Ecological Niche Modeling.

We characterized spatial patterns of the landscape that are necessary for plague maintenance or transmission. Our approach is based on ecological niches defined as the set of environmental conditions under which a species is able to maintain populations without immigration (34, 35) (or, in this case, the conditions that prevail in plague endemic territories). Known occurrences of species (here plague occurrence points) can be related to raster coverage summarizing environmental variation (36). We used available bioclimatic layers at resolution ∼10–14 km from the WorldClim (11) data archive (1950–2000). For further details see SI Methods.

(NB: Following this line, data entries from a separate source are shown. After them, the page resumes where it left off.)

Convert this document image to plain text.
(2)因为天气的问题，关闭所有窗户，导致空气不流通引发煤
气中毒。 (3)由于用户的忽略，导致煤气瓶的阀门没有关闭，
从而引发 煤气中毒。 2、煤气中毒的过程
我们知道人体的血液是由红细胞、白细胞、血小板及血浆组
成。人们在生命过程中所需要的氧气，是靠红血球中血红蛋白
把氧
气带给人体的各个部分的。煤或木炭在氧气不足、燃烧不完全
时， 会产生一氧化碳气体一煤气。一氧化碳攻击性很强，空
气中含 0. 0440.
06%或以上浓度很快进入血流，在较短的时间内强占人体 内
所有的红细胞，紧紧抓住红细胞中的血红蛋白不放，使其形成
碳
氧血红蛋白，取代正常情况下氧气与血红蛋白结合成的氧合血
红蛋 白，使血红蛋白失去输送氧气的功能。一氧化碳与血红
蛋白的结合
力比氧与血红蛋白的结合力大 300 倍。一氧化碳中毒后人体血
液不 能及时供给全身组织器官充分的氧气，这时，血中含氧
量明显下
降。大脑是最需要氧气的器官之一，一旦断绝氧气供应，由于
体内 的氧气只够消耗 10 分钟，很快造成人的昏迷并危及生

To avoid fitting models in too many environmental dimensions, we chose the 7 least correlated (P < 0.6) of the 19 available variables (Fig. S5). These are average and range of annual temperature, average diurnal temperature range, isothermality, annual precipitation, precipitation of the driest month, and precipitation seasonality. We used two algorithms for ENM development based on presence-only data (no real absence points): the genetic algorithm for rule-set prediction (GARP) using the software DesktopGarp (38, 39) and via maximum entropy optimization approaches using the program Maxent (40–42). For further details see SI Methods.